この弾薬庫基地は,軍人が約30~50名ほど,軍属が約80名ほどで構成されており,守備隊長は,松下少尉という人でした。また私たちの担当教官は木藤兵長,中島上等兵の2名でした。
第4 毒ガスを遺棄するに至った経緯
1 毒ガス遺棄の直前の状況
以上のように,私は興隆鎮の弾薬庫基地で警備の任務にあたっていたのですが,昭和20年8月上旬頃,私に旅順の部隊に入隊せよとの召集令状が発令されたのでした。私と同様に,興隆鎮の弾薬庫基地から20名ないし30名の軍属が招集されました。
そこで,私たちは,旅順の部隊に入隊するため,直ちに興隆鎮を出発しました。先程述べたとおり,基地の中ではカレンダーや暦の一切ない生活でしたので,興隆鎮を出発した正確な日付は分かりません。
ところが,私たちが列車で旅順に向かう途中,ハルピンで,突然,召集解除となったので,できるだけ早く現隊に復帰するようにと指示を受けたのです。
私たちには詳しい理由の説明はありませんでしたので,何が起きていたのかはよく分かりませんでした。
しかし,そのときのハルピンの状況は,北から南へと避難してくる人達でごった返しており,列車も全く動かない状況であったのです。そこで,私たちと同様に,各部隊から旅順に入隊するため,ハルピンに集結していた人たちの中から,機関士の経験のある者を集めてハルピン駅の構内に放置されていた機関車,貨車,客車を連結させるなどの作業をして,ようやく列車が動き興隆鎮に帰ることができたのでした。
2 毒ガス砲弾の遺棄命令
私たちが興隆鎮に帰り着いた翌日か翌々日,全員に集合がかかり,隊長から命令が下されました。その命令は,「これから直ちに全員で,弾薬庫の中にある赤色と黄色の付いた弾薬を地面に穴を掘ってできるだけ深く埋めろ。全力をもって4, 5日で終わらせるように。」という内容でした。

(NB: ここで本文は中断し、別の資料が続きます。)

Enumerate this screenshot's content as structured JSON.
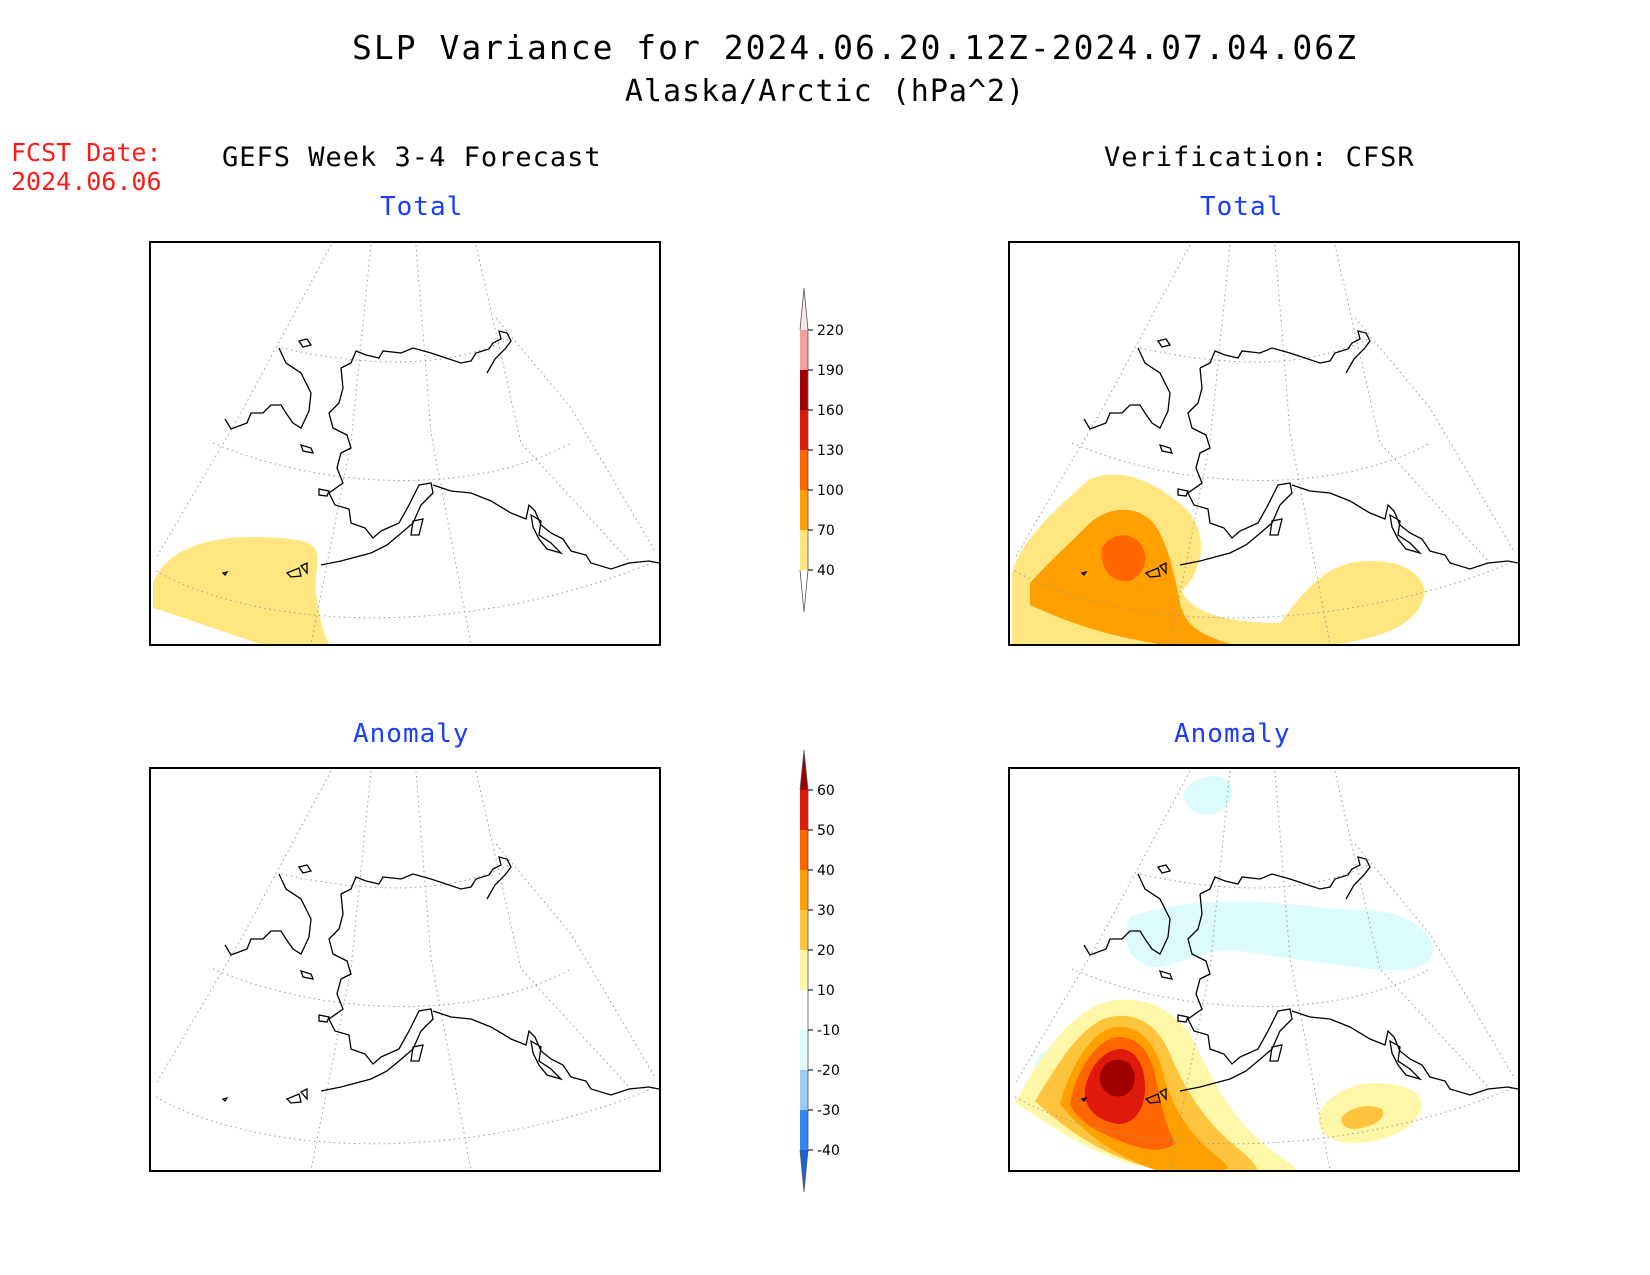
{
  "title": {
    "line1": "SLP Variance for 2024.06.20.12Z-2024.07.04.06Z",
    "line2": "Alaska/Arctic (hPa^2)"
  },
  "fcst_date": {
    "label": "FCST Date:",
    "value": "2024.06.06"
  },
  "columns": {
    "left": "GEFS Week 3-4 Forecast",
    "right": "Verification: CFSR"
  },
  "panels": {
    "top_left": "Total",
    "top_right": "Total",
    "bottom_left": "Anomaly",
    "bottom_right": "Anomaly"
  },
  "colorbars": {
    "total": {
      "levels": [
        "40",
        "70",
        "100",
        "130",
        "160",
        "190",
        "220"
      ],
      "colors": [
        "#ffe680",
        "#ff9f00",
        "#ff6600",
        "#e01a0a",
        "#a00000",
        "#f4a0a0",
        "#fde6e6"
      ]
    },
    "anomaly": {
      "levels": [
        "-40",
        "-30",
        "-20",
        "-10",
        "10",
        "20",
        "30",
        "40",
        "50",
        "60"
      ],
      "colors": [
        "#1565d8",
        "#3388ee",
        "#99ccf5",
        "#dcfcfc",
        "#ffffff",
        "#fff7a8",
        "#ffc43d",
        "#ff9f00",
        "#ff6600",
        "#e01a0a",
        "#a00000"
      ]
    }
  }
}
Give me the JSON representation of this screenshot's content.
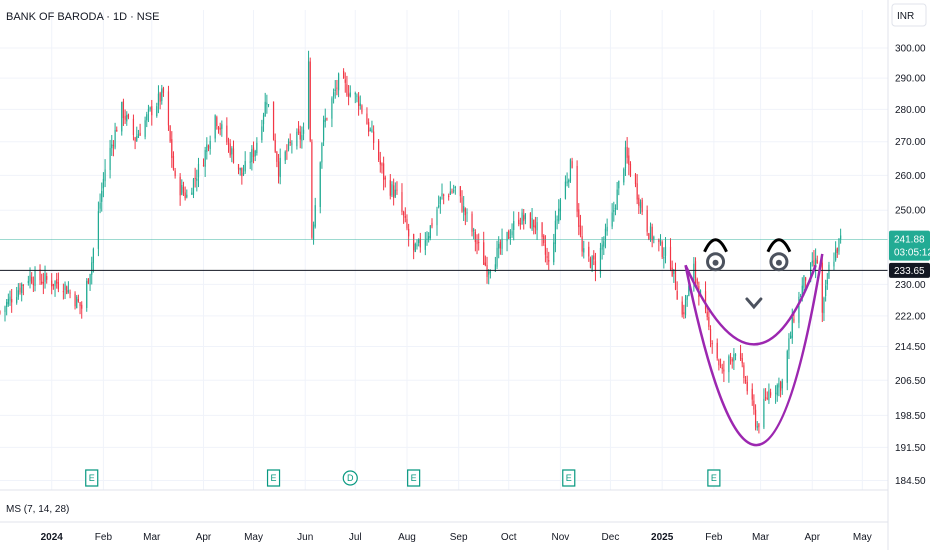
{
  "header": {
    "title": "BANK OF BARODA · 1D · NSE",
    "currency": "INR"
  },
  "indicator": {
    "label": "MS (7, 14, 28)"
  },
  "price_tags": {
    "last_price": "241.88",
    "countdown": "03:05:12",
    "level": "233.65",
    "last_color": "#22ab94",
    "level_color": "#131722"
  },
  "colors": {
    "up": "#22ab94",
    "down": "#f23645",
    "drawing": "#9c27b0",
    "sketch": "#4c525e"
  },
  "events": [
    {
      "label": "E",
      "date": "2024-01-25"
    },
    {
      "label": "E",
      "date": "2024-05-13"
    },
    {
      "label": "D",
      "date": "2024-06-28"
    },
    {
      "label": "E",
      "date": "2024-08-05"
    },
    {
      "label": "E",
      "date": "2024-11-06"
    },
    {
      "label": "E",
      "date": "2025-02-01"
    }
  ],
  "chart_data": {
    "type": "candlestick",
    "title": "BANK OF BARODA · 1D · NSE",
    "y_axis": {
      "position": "right",
      "scale": "log",
      "ticks": [
        "300.00",
        "290.00",
        "280.00",
        "270.00",
        "260.00",
        "250.00",
        "230.00",
        "222.00",
        "214.50",
        "206.50",
        "198.50",
        "191.50",
        "184.50"
      ],
      "ylim": [
        181,
        308
      ]
    },
    "x_axis": {
      "ticks": [
        {
          "label": "2024",
          "date": "2024-01-01"
        },
        {
          "label": "Feb",
          "date": "2024-02-01"
        },
        {
          "label": "Mar",
          "date": "2024-03-01"
        },
        {
          "label": "Apr",
          "date": "2024-04-01"
        },
        {
          "label": "May",
          "date": "2024-05-01"
        },
        {
          "label": "Jun",
          "date": "2024-06-01"
        },
        {
          "label": "Jul",
          "date": "2024-07-01"
        },
        {
          "label": "Aug",
          "date": "2024-08-01"
        },
        {
          "label": "Sep",
          "date": "2024-09-01"
        },
        {
          "label": "Oct",
          "date": "2024-10-01"
        },
        {
          "label": "Nov",
          "date": "2024-11-01"
        },
        {
          "label": "Dec",
          "date": "2024-12-01"
        },
        {
          "label": "2025",
          "date": "2025-01-01"
        },
        {
          "label": "Feb",
          "date": "2025-02-01"
        },
        {
          "label": "Mar",
          "date": "2025-03-01"
        },
        {
          "label": "Apr",
          "date": "2025-04-01"
        },
        {
          "label": "May",
          "date": "2025-05-01"
        }
      ],
      "xlim": [
        "2023-12-01",
        "2025-05-14"
      ]
    },
    "horizontal_lines": [
      {
        "value": 233.65,
        "color": "#131722"
      },
      {
        "value": 241.88,
        "color": "#22ab94"
      }
    ],
    "close_path": [
      [
        "2023-12-01",
        223
      ],
      [
        "2023-12-18",
        232
      ],
      [
        "2024-01-08",
        230
      ],
      [
        "2024-01-19",
        224
      ],
      [
        "2024-01-25",
        236
      ],
      [
        "2024-02-02",
        262
      ],
      [
        "2024-02-12",
        280
      ],
      [
        "2024-02-20",
        271
      ],
      [
        "2024-03-01",
        280
      ],
      [
        "2024-03-08",
        285
      ],
      [
        "2024-03-15",
        258
      ],
      [
        "2024-03-22",
        254
      ],
      [
        "2024-04-01",
        265
      ],
      [
        "2024-04-08",
        278
      ],
      [
        "2024-04-15",
        270
      ],
      [
        "2024-04-24",
        260
      ],
      [
        "2024-05-02",
        268
      ],
      [
        "2024-05-09",
        284
      ],
      [
        "2024-05-16",
        262
      ],
      [
        "2024-05-24",
        270
      ],
      [
        "2024-05-31",
        272
      ],
      [
        "2024-06-03",
        298
      ],
      [
        "2024-06-05",
        243
      ],
      [
        "2024-06-12",
        275
      ],
      [
        "2024-06-21",
        289
      ],
      [
        "2024-07-03",
        283
      ],
      [
        "2024-07-12",
        270
      ],
      [
        "2024-07-19",
        258
      ],
      [
        "2024-07-26",
        254
      ],
      [
        "2024-08-05",
        238
      ],
      [
        "2024-08-14",
        244
      ],
      [
        "2024-08-22",
        254
      ],
      [
        "2024-08-30",
        256
      ],
      [
        "2024-09-10",
        243
      ],
      [
        "2024-09-18",
        234
      ],
      [
        "2024-09-27",
        240
      ],
      [
        "2024-10-07",
        248
      ],
      [
        "2024-10-17",
        246
      ],
      [
        "2024-10-25",
        235
      ],
      [
        "2024-11-01",
        253
      ],
      [
        "2024-11-08",
        264
      ],
      [
        "2024-11-14",
        238
      ],
      [
        "2024-11-22",
        235
      ],
      [
        "2024-12-02",
        248
      ],
      [
        "2024-12-10",
        266
      ],
      [
        "2024-12-17",
        255
      ],
      [
        "2024-12-24",
        244
      ],
      [
        "2025-01-06",
        236
      ],
      [
        "2025-01-13",
        222
      ],
      [
        "2025-01-20",
        234
      ],
      [
        "2025-01-28",
        220
      ],
      [
        "2025-02-06",
        208
      ],
      [
        "2025-02-14",
        214
      ],
      [
        "2025-02-20",
        206
      ],
      [
        "2025-02-27",
        196
      ],
      [
        "2025-03-06",
        204
      ],
      [
        "2025-03-14",
        206
      ],
      [
        "2025-03-21",
        222
      ],
      [
        "2025-03-28",
        232
      ],
      [
        "2025-04-04",
        236
      ],
      [
        "2025-04-07",
        222
      ],
      [
        "2025-04-11",
        234
      ],
      [
        "2025-04-18",
        241.88
      ]
    ],
    "annotations": [
      {
        "type": "curve",
        "color": "#9c27b0",
        "points": [
          [
            "2025-01-15",
            235
          ],
          [
            "2025-02-25",
            215
          ],
          [
            "2025-04-03",
            235
          ]
        ]
      },
      {
        "type": "curve",
        "color": "#9c27b0",
        "points": [
          [
            "2025-01-15",
            235
          ],
          [
            "2025-02-27",
            192
          ],
          [
            "2025-04-07",
            238
          ]
        ]
      },
      {
        "type": "eye",
        "date": "2025-02-02",
        "value": 237
      },
      {
        "type": "eye",
        "date": "2025-03-12",
        "value": 237
      },
      {
        "type": "check",
        "date": "2025-02-25",
        "value": 225
      }
    ]
  }
}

このとき,隊長からは理由の説明は全くありませんでしたが,その後,作業中に,兵隊達が,棄てている砲弾が毒ガス弾であること,また,国際条約に違反したものであることを,ひそひそと話しておりました。
3 毒ガス砲弾の遺棄作業
毒ガス砲弾の処分作業は,まず,隊にいた全員が4, 5班に分けられ,各班毎に4キロメートル四方はある基地内を地区毎に分担して行うことになりました。
私たちの班が担当した地区は,別紙2の図面を,正門のあるほうを上にして見たときに,ちよど右下の部分にあたります。
私たちは,まず,任された地区に行き,弾薬庫から砲弾の入った木箱を運び出しました。
その後,穴を掘る作業を始めたのですが,私たちの班が任された地区は地盤が固く,なかなか作業がはかどりませんでした。そのとき,班長が「穴を掘るより井戸の中に投げ込んだ方が早い。」と言い,近くにあった古井戸に砲弾を投げ込むことになりました。私たちは,班長の指示に従い,次々と木箱を井戸の中に投げ込みました。作業の途中からは,木箱がかさばるため,木箱を壊して中に入っていた砲弾を取り出し,その砲弾だけを投げ込んだのです。
当時私が見た木箱と砲弾を,記憶を呼び起こして描いたものが,別紙3の「砲弾の入っていた木箱の形状と其の内部及び砲弾の形状」と題する図です。この図のように,私が見た木箱は長さが55~60cmくらい,高さと奥行きがそれぞれ30~35cmくらいの大きさで,木箱の中には砲弾が動かないように固定する支えのようなものが入っていました。また, この木箱の中には砲弾がーつ入っており,その砲弾は直径が20cmほどで長さが45~5 0cmlほどの大きさでした。特に,砲弾には赤や黄色のラインが入っていたことをよく覚えています。
私たちは,このような作業を数日間,朝から日暮れまで続けました。
4 隊長から終戦の発表
作業を始めて数日後,私たちが作業を続けていると,隊長から作業を止めて広場に集まるようにとの指示がなされ,私たちが広場に集まると隊長から重大な発表がなされました。
その内容は,「日本は残念ながらこの度の戦争に負け,米・英その他の連合軍に対し,無条件降伏のやむなきに至った。数時間後にはこの興隆鎮にもソ連軍がやってくる。」などというものでした。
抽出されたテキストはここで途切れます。